A própria presidente tem repetido o mantra de que o Brasil é um País pacífico e deve prezar por isso. Nos corredores do Congresso, entretanto, petistas assumem que, a depender da provocação, fica difícil controlar o governistas.

Em São Paulo, os organizadores do protesto vão usar drones para identificar aqueles que incitarem a violência. A estratégia é não se envolver e encaminhar as imagens para a polícia.
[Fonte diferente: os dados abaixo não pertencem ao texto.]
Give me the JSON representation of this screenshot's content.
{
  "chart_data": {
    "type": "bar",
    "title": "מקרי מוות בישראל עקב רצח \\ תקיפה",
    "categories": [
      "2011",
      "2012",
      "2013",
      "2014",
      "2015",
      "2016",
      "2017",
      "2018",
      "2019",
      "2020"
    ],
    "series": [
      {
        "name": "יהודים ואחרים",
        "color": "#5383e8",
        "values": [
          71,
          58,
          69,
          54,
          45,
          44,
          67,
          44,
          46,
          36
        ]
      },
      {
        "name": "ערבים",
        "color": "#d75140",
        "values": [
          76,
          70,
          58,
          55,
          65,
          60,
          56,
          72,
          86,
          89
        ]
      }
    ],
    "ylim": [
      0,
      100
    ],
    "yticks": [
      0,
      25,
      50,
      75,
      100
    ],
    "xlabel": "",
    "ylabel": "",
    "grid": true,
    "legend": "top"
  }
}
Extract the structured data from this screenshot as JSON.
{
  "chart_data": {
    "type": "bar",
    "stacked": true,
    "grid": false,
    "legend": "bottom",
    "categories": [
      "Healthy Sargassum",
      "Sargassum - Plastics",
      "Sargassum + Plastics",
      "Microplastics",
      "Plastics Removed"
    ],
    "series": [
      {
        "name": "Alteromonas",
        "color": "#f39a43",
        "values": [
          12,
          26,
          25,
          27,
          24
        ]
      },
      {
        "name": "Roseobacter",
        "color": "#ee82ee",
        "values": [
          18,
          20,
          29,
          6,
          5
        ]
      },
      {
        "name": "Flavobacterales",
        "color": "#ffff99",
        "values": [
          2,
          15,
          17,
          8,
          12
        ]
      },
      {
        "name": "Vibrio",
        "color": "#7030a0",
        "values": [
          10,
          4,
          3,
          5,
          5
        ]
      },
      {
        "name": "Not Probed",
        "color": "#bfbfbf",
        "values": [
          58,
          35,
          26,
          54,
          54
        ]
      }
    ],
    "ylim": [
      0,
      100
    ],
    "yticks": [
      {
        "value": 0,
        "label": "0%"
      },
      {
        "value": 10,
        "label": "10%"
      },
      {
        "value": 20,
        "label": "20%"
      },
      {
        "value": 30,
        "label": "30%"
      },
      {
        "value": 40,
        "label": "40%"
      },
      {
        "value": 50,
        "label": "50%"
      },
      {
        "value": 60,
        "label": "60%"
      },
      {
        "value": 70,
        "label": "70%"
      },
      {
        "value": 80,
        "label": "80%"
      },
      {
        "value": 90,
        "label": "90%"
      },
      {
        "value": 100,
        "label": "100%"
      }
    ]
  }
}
Para a oposição e principalmente os partidos que estão em cima do muro, o protesto será o termômetro para pisar no acelerador ou no freio com relação ao discurso sobre o impedimento de Dilma.

Coordenador do Comitê Pró-Impeachment, o deputado Mendonça Filho (DEM-PE) é um dos que defende a tese de que, para ter impeachment, é preciso respaldo popular para pressionar Congresso.

“Só muda com o povo na rua porque nossa única saída para essa crise é impeachment”, diz categoricamente.

Para ele, a base legal são as pedaladas fiscais que, na sua avaliação, podem ser enquadrada como crime de responsabilidade fiscal.

Protagonistas

A maioria dos oposicionistas trabalha junto com os manifestantes, mas não deverá se tornar protagonista dos atos. A ideia é mostrar que é a população que clama pela saída da presidente.

Estrelas da Bancada Evangélica, porém, decidiram agir de outra forma. Deputados como Sostenes Cavalcante (PSD-RJ), Marco Feliciano (PSC-SP) e outros ícones como Jair Bolsonaro (PP-RJ) e Silas Malafaia desfilarão em um trio elétrico em Brasília, onde se pronunciarão.

Além de Brasília, políticos também estarão em peso em São Paulo. O argumento é de que a cidade é reúne gente de todo País e tem tido as maiores mobilizações.